It so happens that terrorists pay attention to science, despite the mad rantings of so many of them against it. Science, after all, brought us TNT, the A-bomb, the H-bomb, weaponized anthrax, and lots of other cool goodies that are wonderful additions to the terrorists’ toolkits. As it happens, one particularly well-funded, well connected group in the Middle East thinks it a grand idea to blow Israel off the face of the earth before that even better funded, and better connected state has the chance to do the same to them or to their proxy states. They have acquired a gaggle of disaffected, under-employed Russian physicists and funded them generously to produce “outside-the-box” ideas for a doomsday device on the cheap. They did not have 17-mile supercolliders to play with, and Jihadist physicists are a rare breed. But not to worry, they had something better: money, lots of it, and the ability to entice scientists who view themselves above pedantic, bourgeois notions of ethics and for whom science is the only religion.
Undaunted by any notions of right and wrong and guided by the simple principle that “if it can be done, it must be done,” these brilliant men and women soon developed a working experiment that presented an elegant solution that their benefactors immediately approved.

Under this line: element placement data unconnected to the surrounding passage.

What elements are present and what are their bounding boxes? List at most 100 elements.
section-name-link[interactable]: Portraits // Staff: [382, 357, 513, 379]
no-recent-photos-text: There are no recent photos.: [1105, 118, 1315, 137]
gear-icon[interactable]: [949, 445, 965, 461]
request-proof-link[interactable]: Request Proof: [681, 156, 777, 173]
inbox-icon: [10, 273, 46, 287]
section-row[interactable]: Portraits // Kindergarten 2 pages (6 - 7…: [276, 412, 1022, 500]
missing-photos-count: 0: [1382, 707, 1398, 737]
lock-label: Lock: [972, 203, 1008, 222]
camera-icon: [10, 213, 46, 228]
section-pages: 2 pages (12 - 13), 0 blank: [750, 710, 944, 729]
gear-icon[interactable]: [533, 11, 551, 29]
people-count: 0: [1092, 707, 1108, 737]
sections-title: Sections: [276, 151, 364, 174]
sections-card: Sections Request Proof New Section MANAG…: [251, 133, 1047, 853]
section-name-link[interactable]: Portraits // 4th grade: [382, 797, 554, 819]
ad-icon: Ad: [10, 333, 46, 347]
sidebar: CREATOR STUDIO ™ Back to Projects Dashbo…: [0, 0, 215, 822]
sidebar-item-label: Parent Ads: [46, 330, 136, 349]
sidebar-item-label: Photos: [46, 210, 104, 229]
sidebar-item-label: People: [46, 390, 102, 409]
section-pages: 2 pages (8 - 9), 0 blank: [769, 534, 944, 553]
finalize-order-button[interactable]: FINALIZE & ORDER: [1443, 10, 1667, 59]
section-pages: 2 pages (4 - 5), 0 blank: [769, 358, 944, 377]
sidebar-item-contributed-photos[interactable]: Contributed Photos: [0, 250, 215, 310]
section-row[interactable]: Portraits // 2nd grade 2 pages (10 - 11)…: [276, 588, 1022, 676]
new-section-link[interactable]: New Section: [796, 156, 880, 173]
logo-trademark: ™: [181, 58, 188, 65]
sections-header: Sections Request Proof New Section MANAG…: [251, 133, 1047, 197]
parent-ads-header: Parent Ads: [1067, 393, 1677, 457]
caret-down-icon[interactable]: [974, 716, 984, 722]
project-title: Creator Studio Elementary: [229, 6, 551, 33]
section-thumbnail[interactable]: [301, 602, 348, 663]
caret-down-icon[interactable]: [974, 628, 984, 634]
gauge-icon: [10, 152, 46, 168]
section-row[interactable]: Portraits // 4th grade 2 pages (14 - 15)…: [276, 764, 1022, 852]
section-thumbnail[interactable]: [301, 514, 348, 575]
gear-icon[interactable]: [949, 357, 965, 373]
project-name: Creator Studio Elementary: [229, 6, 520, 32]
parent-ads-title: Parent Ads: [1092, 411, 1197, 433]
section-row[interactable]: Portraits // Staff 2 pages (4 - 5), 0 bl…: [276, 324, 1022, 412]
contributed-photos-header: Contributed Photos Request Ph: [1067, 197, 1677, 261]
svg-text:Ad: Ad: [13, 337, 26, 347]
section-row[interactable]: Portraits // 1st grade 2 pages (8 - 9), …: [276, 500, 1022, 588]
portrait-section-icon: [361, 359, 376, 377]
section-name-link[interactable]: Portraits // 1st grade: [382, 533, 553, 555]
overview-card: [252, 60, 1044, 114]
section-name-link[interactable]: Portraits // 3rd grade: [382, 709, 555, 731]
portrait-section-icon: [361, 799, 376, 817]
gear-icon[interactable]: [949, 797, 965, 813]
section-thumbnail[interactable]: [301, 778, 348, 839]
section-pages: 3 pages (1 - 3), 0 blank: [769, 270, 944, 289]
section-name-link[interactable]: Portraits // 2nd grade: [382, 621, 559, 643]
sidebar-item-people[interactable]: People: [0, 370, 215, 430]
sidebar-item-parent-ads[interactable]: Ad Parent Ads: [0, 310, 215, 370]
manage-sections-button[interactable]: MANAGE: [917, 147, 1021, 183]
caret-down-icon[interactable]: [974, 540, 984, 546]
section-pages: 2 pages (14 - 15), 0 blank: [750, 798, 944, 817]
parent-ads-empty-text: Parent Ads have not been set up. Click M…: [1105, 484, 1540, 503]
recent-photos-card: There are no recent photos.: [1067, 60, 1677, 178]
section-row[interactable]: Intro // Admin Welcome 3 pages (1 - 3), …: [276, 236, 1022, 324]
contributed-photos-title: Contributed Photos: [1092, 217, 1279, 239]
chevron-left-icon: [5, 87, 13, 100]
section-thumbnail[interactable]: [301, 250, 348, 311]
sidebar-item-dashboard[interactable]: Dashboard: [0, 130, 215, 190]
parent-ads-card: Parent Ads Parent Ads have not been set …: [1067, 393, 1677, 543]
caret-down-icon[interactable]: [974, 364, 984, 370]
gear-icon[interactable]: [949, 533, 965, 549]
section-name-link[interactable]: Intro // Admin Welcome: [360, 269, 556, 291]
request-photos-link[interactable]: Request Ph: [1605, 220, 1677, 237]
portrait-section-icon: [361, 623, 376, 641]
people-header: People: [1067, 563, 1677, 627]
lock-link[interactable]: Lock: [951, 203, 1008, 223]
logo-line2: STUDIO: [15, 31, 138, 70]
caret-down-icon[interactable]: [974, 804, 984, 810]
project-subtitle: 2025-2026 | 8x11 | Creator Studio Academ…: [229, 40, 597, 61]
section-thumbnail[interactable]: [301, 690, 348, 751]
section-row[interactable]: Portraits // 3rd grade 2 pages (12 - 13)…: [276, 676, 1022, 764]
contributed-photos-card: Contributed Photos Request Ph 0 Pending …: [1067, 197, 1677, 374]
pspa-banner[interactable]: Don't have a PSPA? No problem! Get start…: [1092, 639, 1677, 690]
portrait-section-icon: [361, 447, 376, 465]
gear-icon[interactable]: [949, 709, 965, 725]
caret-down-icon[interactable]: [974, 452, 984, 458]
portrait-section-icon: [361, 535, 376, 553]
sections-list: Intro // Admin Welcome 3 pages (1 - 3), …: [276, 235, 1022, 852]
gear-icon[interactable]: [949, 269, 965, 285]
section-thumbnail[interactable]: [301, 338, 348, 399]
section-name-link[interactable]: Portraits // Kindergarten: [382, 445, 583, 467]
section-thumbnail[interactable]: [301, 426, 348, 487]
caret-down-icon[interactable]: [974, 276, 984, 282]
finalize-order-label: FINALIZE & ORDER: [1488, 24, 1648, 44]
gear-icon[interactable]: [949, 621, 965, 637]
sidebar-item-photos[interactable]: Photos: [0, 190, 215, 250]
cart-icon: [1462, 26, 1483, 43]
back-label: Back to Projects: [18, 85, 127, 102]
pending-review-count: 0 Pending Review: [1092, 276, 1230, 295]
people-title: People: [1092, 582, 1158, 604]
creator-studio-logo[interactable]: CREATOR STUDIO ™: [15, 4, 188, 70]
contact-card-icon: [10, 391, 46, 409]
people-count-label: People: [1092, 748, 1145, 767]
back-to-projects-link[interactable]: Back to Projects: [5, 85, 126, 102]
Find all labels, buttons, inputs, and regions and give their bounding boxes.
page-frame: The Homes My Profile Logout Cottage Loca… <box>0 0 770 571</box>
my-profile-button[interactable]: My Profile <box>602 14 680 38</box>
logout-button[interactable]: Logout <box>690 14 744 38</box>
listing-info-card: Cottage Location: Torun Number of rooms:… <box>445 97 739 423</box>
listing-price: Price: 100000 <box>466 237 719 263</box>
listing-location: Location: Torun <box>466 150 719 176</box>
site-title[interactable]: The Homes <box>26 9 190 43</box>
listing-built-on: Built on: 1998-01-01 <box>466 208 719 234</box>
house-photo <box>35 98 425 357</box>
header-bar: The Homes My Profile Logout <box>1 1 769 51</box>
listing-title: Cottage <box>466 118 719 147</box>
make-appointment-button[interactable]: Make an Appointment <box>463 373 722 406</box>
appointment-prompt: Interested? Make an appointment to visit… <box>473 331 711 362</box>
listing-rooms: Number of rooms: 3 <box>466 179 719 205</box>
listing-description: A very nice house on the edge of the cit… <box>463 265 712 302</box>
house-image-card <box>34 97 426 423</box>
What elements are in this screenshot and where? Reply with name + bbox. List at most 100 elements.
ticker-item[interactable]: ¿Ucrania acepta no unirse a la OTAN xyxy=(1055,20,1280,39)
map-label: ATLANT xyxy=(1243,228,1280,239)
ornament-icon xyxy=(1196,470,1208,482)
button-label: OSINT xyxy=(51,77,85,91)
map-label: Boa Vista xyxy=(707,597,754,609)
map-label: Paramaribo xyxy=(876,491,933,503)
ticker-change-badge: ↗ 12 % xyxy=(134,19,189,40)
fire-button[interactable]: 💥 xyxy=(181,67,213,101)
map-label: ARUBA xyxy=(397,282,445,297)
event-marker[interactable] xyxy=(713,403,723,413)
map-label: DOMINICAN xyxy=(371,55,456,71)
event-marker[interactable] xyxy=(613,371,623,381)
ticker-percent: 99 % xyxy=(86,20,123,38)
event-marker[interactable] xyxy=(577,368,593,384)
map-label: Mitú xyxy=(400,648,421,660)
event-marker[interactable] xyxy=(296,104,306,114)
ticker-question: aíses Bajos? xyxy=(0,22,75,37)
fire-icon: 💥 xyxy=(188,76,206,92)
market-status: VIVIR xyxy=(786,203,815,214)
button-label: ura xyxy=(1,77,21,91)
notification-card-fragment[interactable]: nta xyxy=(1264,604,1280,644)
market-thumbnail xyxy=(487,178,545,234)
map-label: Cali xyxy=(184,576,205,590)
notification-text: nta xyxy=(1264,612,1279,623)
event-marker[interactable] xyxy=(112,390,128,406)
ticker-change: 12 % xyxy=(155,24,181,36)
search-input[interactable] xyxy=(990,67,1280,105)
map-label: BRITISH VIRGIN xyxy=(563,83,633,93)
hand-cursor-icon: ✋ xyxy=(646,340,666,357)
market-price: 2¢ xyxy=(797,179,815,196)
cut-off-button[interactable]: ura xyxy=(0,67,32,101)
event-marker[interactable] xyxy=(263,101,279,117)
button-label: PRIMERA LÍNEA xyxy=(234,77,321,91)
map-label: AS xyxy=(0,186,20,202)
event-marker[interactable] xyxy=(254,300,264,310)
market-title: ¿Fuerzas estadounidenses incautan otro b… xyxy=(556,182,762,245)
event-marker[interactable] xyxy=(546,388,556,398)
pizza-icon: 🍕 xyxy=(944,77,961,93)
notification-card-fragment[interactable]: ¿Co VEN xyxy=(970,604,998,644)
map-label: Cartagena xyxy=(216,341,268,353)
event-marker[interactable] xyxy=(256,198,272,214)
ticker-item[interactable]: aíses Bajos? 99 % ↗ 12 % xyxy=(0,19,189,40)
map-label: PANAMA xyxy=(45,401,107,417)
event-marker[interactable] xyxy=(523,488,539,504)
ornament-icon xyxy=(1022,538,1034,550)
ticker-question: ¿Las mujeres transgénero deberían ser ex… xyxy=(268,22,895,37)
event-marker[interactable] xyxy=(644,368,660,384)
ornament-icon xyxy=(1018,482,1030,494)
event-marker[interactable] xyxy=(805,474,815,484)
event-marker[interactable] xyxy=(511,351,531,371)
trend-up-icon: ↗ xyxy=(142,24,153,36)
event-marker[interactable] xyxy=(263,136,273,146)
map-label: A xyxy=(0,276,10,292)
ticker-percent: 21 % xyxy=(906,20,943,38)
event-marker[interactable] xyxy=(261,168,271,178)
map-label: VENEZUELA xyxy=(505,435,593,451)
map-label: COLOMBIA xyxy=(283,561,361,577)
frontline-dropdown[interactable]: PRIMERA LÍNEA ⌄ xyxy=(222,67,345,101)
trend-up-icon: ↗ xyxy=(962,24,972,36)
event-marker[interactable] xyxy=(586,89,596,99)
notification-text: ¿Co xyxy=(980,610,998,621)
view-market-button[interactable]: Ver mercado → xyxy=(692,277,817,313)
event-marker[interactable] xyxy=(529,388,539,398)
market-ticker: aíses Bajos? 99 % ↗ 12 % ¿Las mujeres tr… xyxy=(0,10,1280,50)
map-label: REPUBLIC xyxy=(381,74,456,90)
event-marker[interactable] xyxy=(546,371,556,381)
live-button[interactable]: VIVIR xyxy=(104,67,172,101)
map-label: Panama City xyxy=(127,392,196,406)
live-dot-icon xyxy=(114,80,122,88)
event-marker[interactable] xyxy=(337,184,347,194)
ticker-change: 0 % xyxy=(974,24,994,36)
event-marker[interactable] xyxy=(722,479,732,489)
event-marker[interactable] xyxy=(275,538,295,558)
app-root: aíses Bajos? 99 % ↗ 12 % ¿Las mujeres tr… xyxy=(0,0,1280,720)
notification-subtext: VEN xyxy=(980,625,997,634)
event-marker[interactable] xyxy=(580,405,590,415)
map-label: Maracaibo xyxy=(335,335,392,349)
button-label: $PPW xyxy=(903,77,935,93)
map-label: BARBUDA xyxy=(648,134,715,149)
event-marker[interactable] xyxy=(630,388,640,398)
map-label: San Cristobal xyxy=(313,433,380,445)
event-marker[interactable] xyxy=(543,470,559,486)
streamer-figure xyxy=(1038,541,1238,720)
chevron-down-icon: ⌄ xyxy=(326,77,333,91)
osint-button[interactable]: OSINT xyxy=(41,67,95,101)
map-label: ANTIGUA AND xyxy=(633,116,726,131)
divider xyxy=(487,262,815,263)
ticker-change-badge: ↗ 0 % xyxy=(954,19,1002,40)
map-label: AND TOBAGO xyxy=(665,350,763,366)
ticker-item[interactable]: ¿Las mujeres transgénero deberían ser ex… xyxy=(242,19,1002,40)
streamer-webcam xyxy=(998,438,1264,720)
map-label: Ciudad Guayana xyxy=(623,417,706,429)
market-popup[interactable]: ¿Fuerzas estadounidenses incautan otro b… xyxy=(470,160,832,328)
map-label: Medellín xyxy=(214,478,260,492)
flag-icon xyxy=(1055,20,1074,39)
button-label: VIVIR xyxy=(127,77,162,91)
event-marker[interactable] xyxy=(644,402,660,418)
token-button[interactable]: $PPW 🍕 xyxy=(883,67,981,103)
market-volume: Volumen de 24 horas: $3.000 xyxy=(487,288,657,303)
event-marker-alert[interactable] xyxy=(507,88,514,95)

Their plan was exquisitely simple and required very little by way of resources beyond two suitcase nukes that can easily be obtained either from Russia (cheap, old-world loose nukes listed simply as “missing” from the former Soviet inventory), or spanking new, state-of-the-art but untried ones from the secret Pakistani stash. They opted for the Russian suitcase nukes, in part because they did not want a trusted ally compromised in the event that their experiment did not attain the desired ends.
The two suitcase nukes have been mounted at precise distances from one another in the cargo hold of a modified old Boeing 747 passenger plane from a terrorist-friendly country, and are equipped with the best military-grade timers available, obtained from a close U.S. ally in the region. The simultaneous detonation of these nuclear devices will force the collision of countless billions of subatomic particles accelerated at nearly light speed through the old-fashioned process of nuclear fission to strike one another, thereby creating large numbers of miniature black holes like an endless row of poor-man’s supercolliders working in unison. Granted, the effect will be somewhat messy and difficult to quantify, but these are matters of little consequence to scientists interested in practical results rather than peer-reviewed publications or Nobel prizes in physics.